No a “corruzione” e “colonizzazione ideologica”. La “sensibilità ecclesiale”, per Francesco, “comporta anche di non essere timidi o irrilevanti nello sconfessare e nello sconfiggere una diffusa mentalità di corruzione pubblica e privata che è riuscita a impoverire, senza alcuna vergogna, famiglie, pensionati, onesti lavoratori, comunità cristiane, scartando i giovani, sistematicamente privati di ogni speranza sul loro futuro, e soprattutto emarginando i deboli e i bisognosi”. È la sensibilità ecclesiale che “come buoni pastori, ci fa uscire verso il popolo di Dio per difenderlo dalle colonizzazioni ideologiche che gli tolgono l’identità e la dignità umana”.
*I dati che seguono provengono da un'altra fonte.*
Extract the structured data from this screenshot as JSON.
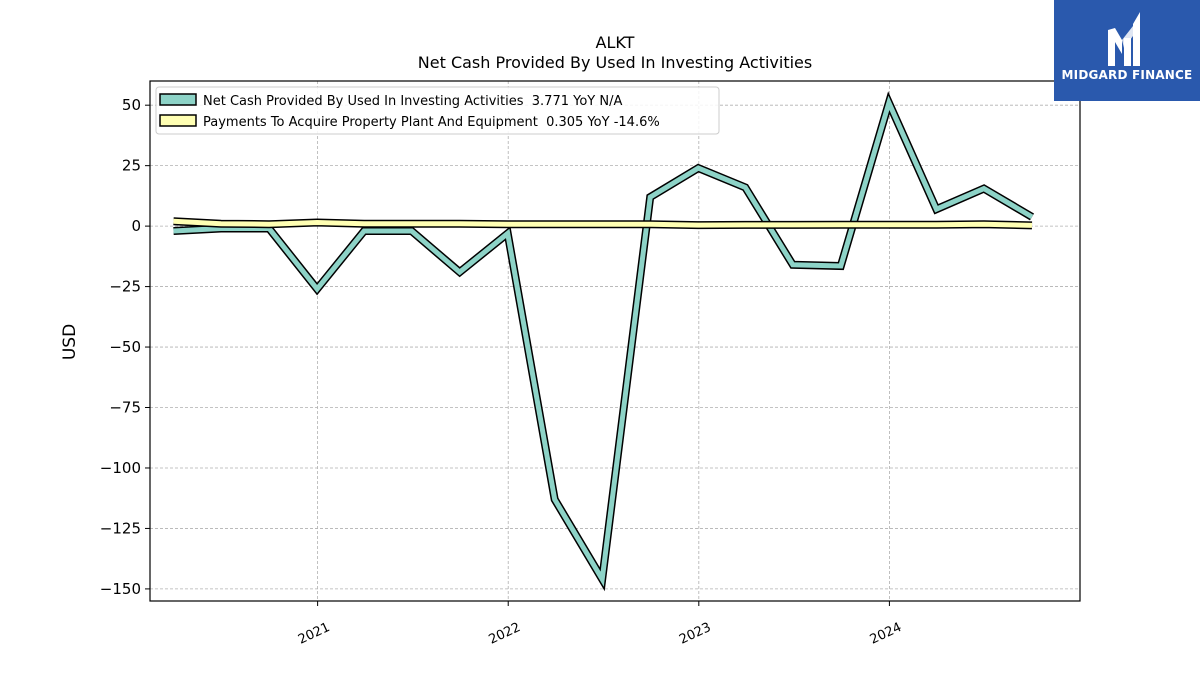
{
  "chart_data": {
    "type": "line",
    "title": "ALKT",
    "subtitle": "Net Cash Provided By Used In Investing Activities",
    "ylabel": "USD",
    "xlabel": "",
    "ylim": [
      -155,
      60
    ],
    "xlim": [
      "2020-02-15",
      "2024-12-31"
    ],
    "yticks": [
      50,
      25,
      0,
      -25,
      -50,
      -75,
      -100,
      -125,
      -150
    ],
    "ytick_labels": [
      "50",
      "25",
      "0",
      "−25",
      "−50",
      "−75",
      "−100",
      "−125",
      "−150"
    ],
    "xticks": [
      "2021-01-01",
      "2022-01-01",
      "2023-01-01",
      "2024-01-01"
    ],
    "xtick_labels": [
      "2021",
      "2022",
      "2023",
      "2024"
    ],
    "grid": true,
    "legend_position": "top-left",
    "series": [
      {
        "name": "Net Cash Provided By Used In Investing Activities  3.771 YoY N/A",
        "color": "#8dd3c7",
        "points": [
          [
            "2020-03-31",
            -2
          ],
          [
            "2020-06-30",
            -1
          ],
          [
            "2020-09-30",
            -1
          ],
          [
            "2020-12-31",
            -26
          ],
          [
            "2021-03-31",
            -2
          ],
          [
            "2021-06-30",
            -2
          ],
          [
            "2021-09-30",
            -19
          ],
          [
            "2021-12-31",
            -3
          ],
          [
            "2022-03-31",
            -113
          ],
          [
            "2022-06-30",
            -146
          ],
          [
            "2022-09-30",
            12
          ],
          [
            "2022-12-31",
            24
          ],
          [
            "2023-03-31",
            16
          ],
          [
            "2023-06-30",
            -16
          ],
          [
            "2023-09-30",
            -16.5
          ],
          [
            "2023-12-31",
            51
          ],
          [
            "2024-03-31",
            7
          ],
          [
            "2024-06-30",
            15.5
          ],
          [
            "2024-09-30",
            3.8
          ]
        ]
      },
      {
        "name": "Payments To Acquire Property Plant And Equipment  0.305 YoY -14.6%",
        "color": "#ffffb3",
        "points": [
          [
            "2020-03-31",
            2
          ],
          [
            "2020-06-30",
            1
          ],
          [
            "2020-09-30",
            0.8
          ],
          [
            "2020-12-31",
            1.5
          ],
          [
            "2021-03-31",
            1
          ],
          [
            "2021-06-30",
            1
          ],
          [
            "2021-09-30",
            1
          ],
          [
            "2021-12-31",
            0.8
          ],
          [
            "2022-03-31",
            0.8
          ],
          [
            "2022-06-30",
            0.8
          ],
          [
            "2022-09-30",
            0.8
          ],
          [
            "2022-12-31",
            0.4
          ],
          [
            "2023-03-31",
            0.5
          ],
          [
            "2023-06-30",
            0.5
          ],
          [
            "2023-09-30",
            0.6
          ],
          [
            "2023-12-31",
            0.6
          ],
          [
            "2024-03-31",
            0.6
          ],
          [
            "2024-06-30",
            0.8
          ],
          [
            "2024-09-30",
            0.3
          ]
        ]
      }
    ]
  },
  "logo": {
    "text": "MIDGARD FINANCE"
  }
}
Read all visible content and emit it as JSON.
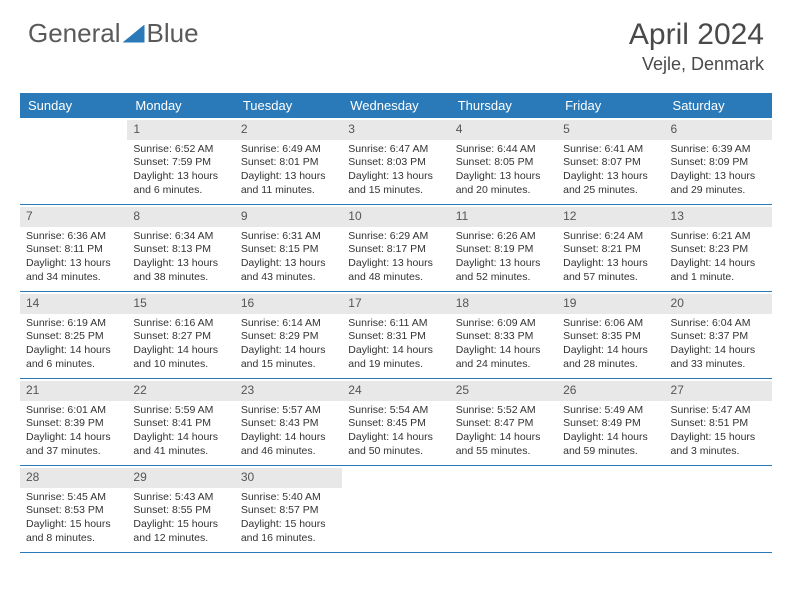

Invito all’emancipazione. “I laici che hanno una formazione cristiana autentica, non dovrebbero aver bisogno del vescovo-pilota, o del monsignore-pilota o di un input clericale per assumersi le proprie responsabilità a tutti i livelli, da quello politico a quello sociale, da quello economico a quello legislativo! Hanno invece tutti la necessità del vescovo Pastore!”. È un vero invito all’emancipazione quello del Papa, secondo il quale la sensibilità “ecclesiale e pastorale”, per Francesco, “si concretizza anche nel rinforzare l’indispensabile ruolo di laici disposti ad assumersi le responsabilità che a loro competono”. Anche nelle scelte e nei documenti pastorali “non deve prevalere l’aspetto teoretico-dottrinale astratto, quasi che i nostri orientamenti non siano destinati al nostro Popolo o al nostro Paese ma soltanto ad alcuni studiosi e specialisti: invece, dobbiamo perseguire lo sforzo di tradurle in proposte concrete e comprensibili”.
La “collegialità” e i convegni che “narcotizzano”. “La sensibilità ecclesiale si rivela concretamente nella collegialità e nella comunione tra i vescovi e i loro sacerdoti; nella comunione tra i vescovi stessi; tra le diocesi ricche – materialmente e vocazionalmente – e quelle in difficoltà; tra le periferie e il centro; tra le Conferenze episcopali e i vescovi con il successore di Pietro”. È preciso e dettagliato, l’elenco del Papa, che ha denunciato “un diffuso indebolimento della collegialità, sia nella determinazione dei piani pastorali, sia nella condivisione degli impegni programmatici economico-finanziari. Manca l’abitudine di verificare la recezione di programmi e l’attuazione dei progetti”. Ad esempio, “si organizza un convegno o un evento che, mettendo in evidenza le solite voci, narcotizza le comunità, omologando scelte, opinioni e persone”. “Perché si lasciano invecchiare così tanto gli Istituti religiosi, Monasteri, Congregazioni?”, l’altra domanda del Papa.